Picture the scene. It’s November 2019, and I’m sitting in Buckingham Palace in England. I’m on an ornate golden chair, pushed up against the wall of the south drawing room, staring nervously at the slightly frayed but elegant red-and-gold carpeted floor. The room is larger than most London flats, and I’m just 15 feet behind the chair of the Queen’s “favorite son,” Prince Andrew. He’s seated with his back to me, his left foot tapping over and over on the palace floor.

In my line of sight is renowned BBC Newsnight journalist Emily Maitlis, who is about to conduct the interview of her life about Prince Andrew’s friendship with prolific sex offender and trafficker Jeffrey Epstein and about the allegations of sexual assault made against him by Virginia Giuffre. It’s an interview that will effectively topple a prince. The atmosphere is electric. There’s a profound silence among all of the television crew. The lights are set, the cameras are ready, the producers and palace staff are completely still.

And then it begins …

What followed was a master class in how not to answer questions in an interview. If you haven’t seen it, spoiler alert, it did not go well for Prince Andrew. During those 48 minutes, the Duke of York gave replies that could have launched a thousand memes. He said he couldn’t have committed the alleged offenses because he was at a Pizza Express in the town of woking with his daughter, that he had a medical condition which meant he couldn’t have been sweating while dancing at a nightclub with Giuffre, and that he didn’t regret staying with Epstein after he’d been convicted of sexual offenses because it was a “convenient place to stay.” Just four days after the interview aired, after the global condemnation of his answers, the same palace issued a statement that Prince Andrew was stepping back from his public role, effectively sacked by his own mother, the Queen. Because of the power of that interview, the power of journalism, he remains a pariah nearly five years later.

So how on earth did that interview happen, and why on earth did he agree to do it? It’s still hard to believe he said yes, even though it was my job, as a booker at Newsnight, to persuade people to come on the show. To be honest, most of the time it was a thankless task — endless rejection, often working for months on something, only for it to fall at the last hurdle.

The actual 2019 interview between Emily Maitlis and Prince Andrew.

Screenshot

This interview was the culmination of more than a year of negotiations, visits to the palace, hoping against hope, countless emails and eternal optimism. But I will be honest with you: I never actually thought he would say yes.

But he did.

And then, four years later, I’m sitting in Buckingham Palace again. Except this time, it’s an exquisitely reconstructed one, on a film set, some place outside London. And Prince Andrew and Emily Maitlis are in
the room again, except now it’s the usually exquisitely chiseled actor Rufus Sewell (after hours of prosthetics) and the iconic Gillian Anderson as the fictional prince and presenter.
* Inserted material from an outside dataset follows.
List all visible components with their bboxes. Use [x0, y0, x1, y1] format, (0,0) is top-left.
We are on the set of the Netflix film Scoop, which is based on my book. It’s beyond my wildest dreams. Billie Piper plays me — magnificently bedecked in my everyday attire (think black faux leather, fake fur, snakeskin boots, lashings of lip gloss, huge handbag, even huger sunglasses), and she’s shaking her blond curls (wig) in the fake room in the onscreen version of my life.

There’s a scene in the movie where I’m chatting to my mum after a particularly bruising day in the office (well, Billie is chatting to my actress mum, Amanda Redman), and she asks me something crucial — “Does it matter?” And, by God, this job and these interviews, they mattered.

Piper (left) and McAlister on the set of Scoop.

Courtesy of Subject

This type of journalism — holding powerful people to account, asking the hard questions, seeking the truth without favor — matters more than ever. And it’s never felt more in peril. Newsnight itself is now a shorter program, and all the BBC journalists depicted in our movie are now doing different jobs (myself included). Every day, there is a new story of jobs cuts and serious journalism at risk. It’s the sad irony that the global success of Scoop comes at a time when these types of scoops are in more peril than ever.

Our film is an homage to the BBC, to the team at Newsnight, to Emily Maitlis and to the brilliant editor at the time, Esme Wren (played by Romola Garai). And to the women journalists who made it all happen.

It’s a salutary reminder of the power and importance of journalism and truth in these uncertain times, to the BBC and to the countless journalists struggling behind the scenes, just as I did, trying to hold power and democracy to account.

Every day journalists all over the world contact me to say that Scoop has inspired them and made them feel they need to carry on.

I feel proud of our movie, proud of what we all achieved. Grateful that Netflix decided to bring this story to life for the world. If you value this kind of accountability, this kind of truth-seeking, please consume it.

If not, the powerful will sleep more soundly at night.